Bookshop
  • Français
  • English
  • Nouvelles de danse

    NDD#71 « La danse, c’est comme une micro-culture de résistance. »

    Couverture rétrécie du livre « Un manuel de chorégraphe » de Jonathan Burrows

    Entretien avec Jonathan Burrows | Propos recueillis par Pieter T’Jonck

    Il y a déjà sept ans que A Choreographer’s Handbook de Jonathan Burrows a paru chez l’éditeur américain Routledge. Un titre quelque peu trompeur car il s’agit moins d’un « manuel » que d’un recueil d’observations et d’idées concernant le plus souvent la danse ou la choréographie, mais pas uniquement. En fait, leur intérêt dépasse largement le champ de la danse, et concerne tous ceux qui se voient confrontés à des problèmes de création. C’est peut-être la raison pour laquelle le livre a fait son chemin sur le plan international et n’est pas resté cantonné au milieu des danseurs. Après la traduction en français, des traductions en slovène, en bulgare et même en farsi, la langue populaire en Iran, sont en préparation. Entretien avec l’auteur sur ce succès particulier.
    Quel était votre objectif en écrivant cet ouvrage ?

    Je ne crois pas que je pourrais encore écrire ce texte aujourd’hui. La quantité d’informations sur la danse dont nous disposons a énormément augmenté ces dernières années. C’est du moins l’impression que j’ai depuis que je travaille de plus en plus dans un contexte académique. En 2005, par contre, je jouissais d’une certaine innocence. J’ai écrit ce livre tout simplement pour comprendre ce qui menait un danseur ou un chorégraphe, y compris moi-même, à ne pas atteindre son objectif. Mais je me gardais scrupuleusement de me présenter comme expert. L’objectif de ce livre n’était donc pas vraiment d’offrir un cours de chorégraphie, mais d’enrichir la discussion sur ce que voulait dire ce mot et sur la façon de s’y prendre. En ce sens, cet ouvrage invite tous ceux qui se sentent concernés à participer à cette discussion. Il s’agit d’un projet démocratique.

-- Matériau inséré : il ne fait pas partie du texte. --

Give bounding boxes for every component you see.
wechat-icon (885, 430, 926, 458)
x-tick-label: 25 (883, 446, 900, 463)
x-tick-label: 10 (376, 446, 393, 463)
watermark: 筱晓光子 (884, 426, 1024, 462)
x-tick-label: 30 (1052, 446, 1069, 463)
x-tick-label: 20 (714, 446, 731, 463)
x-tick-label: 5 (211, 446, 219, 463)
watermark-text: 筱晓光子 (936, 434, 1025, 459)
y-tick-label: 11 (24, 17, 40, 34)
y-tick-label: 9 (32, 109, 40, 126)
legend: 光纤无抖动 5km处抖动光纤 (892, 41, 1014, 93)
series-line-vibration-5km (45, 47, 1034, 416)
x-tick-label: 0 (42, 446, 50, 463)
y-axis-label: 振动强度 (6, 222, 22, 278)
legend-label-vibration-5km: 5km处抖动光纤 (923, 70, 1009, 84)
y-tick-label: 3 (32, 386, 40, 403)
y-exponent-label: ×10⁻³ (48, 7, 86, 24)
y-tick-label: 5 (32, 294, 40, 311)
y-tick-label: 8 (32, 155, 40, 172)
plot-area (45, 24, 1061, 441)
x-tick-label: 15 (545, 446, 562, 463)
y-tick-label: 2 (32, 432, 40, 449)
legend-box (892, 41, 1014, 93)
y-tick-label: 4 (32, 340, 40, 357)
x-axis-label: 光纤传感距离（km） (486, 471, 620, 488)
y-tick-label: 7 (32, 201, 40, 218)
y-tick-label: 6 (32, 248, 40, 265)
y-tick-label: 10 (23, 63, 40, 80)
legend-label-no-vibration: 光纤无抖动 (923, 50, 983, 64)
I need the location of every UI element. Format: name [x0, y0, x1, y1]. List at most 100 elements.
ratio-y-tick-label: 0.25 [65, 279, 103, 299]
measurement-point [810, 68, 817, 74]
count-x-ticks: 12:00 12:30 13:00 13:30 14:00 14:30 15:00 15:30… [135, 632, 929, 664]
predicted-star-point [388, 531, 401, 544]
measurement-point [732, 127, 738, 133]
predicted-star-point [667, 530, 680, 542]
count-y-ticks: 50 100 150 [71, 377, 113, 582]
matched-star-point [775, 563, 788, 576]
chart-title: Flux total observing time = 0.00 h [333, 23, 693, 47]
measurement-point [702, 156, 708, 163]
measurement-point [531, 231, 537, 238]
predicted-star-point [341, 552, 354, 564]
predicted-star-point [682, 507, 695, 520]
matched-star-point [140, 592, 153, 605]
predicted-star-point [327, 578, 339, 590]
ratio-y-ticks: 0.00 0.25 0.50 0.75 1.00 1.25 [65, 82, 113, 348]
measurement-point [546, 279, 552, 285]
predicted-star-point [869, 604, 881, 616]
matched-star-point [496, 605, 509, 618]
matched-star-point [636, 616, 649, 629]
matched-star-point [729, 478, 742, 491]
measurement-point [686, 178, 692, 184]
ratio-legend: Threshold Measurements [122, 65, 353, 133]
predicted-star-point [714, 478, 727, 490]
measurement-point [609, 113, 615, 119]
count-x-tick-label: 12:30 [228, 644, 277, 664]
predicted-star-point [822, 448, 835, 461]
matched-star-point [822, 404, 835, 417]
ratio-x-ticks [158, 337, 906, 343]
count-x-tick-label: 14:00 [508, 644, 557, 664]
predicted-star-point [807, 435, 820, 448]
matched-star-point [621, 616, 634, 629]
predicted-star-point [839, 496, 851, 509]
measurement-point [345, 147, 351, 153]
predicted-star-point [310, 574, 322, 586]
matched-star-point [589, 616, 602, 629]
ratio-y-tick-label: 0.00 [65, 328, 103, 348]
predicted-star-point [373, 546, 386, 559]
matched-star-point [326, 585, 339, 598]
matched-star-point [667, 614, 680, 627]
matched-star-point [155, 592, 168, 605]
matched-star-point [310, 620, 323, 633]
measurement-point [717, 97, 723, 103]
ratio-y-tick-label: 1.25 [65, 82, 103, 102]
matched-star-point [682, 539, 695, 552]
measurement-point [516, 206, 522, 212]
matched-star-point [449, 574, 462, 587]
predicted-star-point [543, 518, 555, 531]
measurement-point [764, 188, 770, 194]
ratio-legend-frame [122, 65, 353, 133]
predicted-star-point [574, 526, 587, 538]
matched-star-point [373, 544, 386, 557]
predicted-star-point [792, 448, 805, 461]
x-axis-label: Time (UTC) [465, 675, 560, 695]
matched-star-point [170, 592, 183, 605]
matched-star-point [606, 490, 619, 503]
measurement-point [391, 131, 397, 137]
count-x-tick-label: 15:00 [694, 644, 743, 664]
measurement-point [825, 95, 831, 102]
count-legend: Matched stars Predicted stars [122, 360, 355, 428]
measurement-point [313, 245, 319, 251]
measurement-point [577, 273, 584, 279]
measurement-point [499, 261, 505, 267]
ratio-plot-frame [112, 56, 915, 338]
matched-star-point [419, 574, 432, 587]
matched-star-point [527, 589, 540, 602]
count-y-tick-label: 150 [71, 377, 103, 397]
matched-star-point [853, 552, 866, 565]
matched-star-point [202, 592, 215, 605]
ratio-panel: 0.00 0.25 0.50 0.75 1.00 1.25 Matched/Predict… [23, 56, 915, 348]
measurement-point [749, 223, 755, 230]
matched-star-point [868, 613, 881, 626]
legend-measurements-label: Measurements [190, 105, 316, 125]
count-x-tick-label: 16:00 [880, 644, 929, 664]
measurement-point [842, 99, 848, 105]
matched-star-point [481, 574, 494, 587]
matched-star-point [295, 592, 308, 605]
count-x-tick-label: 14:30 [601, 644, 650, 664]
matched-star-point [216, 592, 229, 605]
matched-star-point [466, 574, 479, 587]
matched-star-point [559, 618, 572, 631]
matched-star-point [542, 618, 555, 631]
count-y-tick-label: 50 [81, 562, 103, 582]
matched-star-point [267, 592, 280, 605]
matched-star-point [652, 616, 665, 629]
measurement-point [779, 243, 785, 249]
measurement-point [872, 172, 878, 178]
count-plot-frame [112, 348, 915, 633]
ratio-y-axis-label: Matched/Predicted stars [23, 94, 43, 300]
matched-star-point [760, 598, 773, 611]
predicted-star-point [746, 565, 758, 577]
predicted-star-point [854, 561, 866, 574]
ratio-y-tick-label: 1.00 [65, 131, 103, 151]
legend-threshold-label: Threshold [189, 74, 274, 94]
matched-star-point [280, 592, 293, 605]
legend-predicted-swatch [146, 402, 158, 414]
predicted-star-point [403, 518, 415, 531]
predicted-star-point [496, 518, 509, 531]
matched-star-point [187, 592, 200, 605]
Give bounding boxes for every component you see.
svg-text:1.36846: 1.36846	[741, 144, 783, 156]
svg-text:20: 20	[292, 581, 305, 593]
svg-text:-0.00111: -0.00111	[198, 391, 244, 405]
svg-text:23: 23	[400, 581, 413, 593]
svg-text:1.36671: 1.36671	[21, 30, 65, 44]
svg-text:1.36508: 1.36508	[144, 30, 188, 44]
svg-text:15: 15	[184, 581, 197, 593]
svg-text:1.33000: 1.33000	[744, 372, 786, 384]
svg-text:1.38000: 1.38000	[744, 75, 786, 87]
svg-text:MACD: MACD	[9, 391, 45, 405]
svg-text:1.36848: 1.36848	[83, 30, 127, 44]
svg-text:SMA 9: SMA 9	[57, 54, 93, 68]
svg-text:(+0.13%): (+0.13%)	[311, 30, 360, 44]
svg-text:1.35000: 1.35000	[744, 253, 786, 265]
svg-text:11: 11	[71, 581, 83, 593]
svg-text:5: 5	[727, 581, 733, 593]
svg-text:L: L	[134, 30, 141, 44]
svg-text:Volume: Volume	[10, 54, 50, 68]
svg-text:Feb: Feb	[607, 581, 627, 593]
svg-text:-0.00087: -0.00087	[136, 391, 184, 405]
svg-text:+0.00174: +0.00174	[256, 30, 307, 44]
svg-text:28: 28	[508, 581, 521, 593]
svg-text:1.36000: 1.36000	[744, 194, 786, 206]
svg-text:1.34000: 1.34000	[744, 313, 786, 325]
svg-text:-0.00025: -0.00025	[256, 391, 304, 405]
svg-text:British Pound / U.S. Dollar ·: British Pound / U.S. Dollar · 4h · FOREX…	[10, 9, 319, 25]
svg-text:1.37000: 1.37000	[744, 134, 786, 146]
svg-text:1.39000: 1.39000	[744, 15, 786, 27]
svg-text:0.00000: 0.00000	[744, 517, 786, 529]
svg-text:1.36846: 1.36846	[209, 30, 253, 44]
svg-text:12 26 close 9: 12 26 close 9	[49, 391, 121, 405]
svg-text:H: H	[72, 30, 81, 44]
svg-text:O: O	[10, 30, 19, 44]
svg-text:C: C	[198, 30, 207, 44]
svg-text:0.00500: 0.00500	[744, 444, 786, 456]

    Ce livre me donne aussi l’impression de prodiguer en quelque sorte les « premiers soins » pour un projet qui s’enlise. À n’importe quelle page se trouve une idée, un petit conseil ou une réflexion qui permet de débloquer la situation en incitant le lecteur à porter un autre regard sur le problème qu’il se pose. D’ailleurs, il arrive très souvent que vous affirmez une idée pour la rejeter ensuite. Et surtout, demeure cette question centrale : que voulons-nous vraiment ? Ainsi, on pourrait le considérer comme une sorte de Yi King pour danseurs.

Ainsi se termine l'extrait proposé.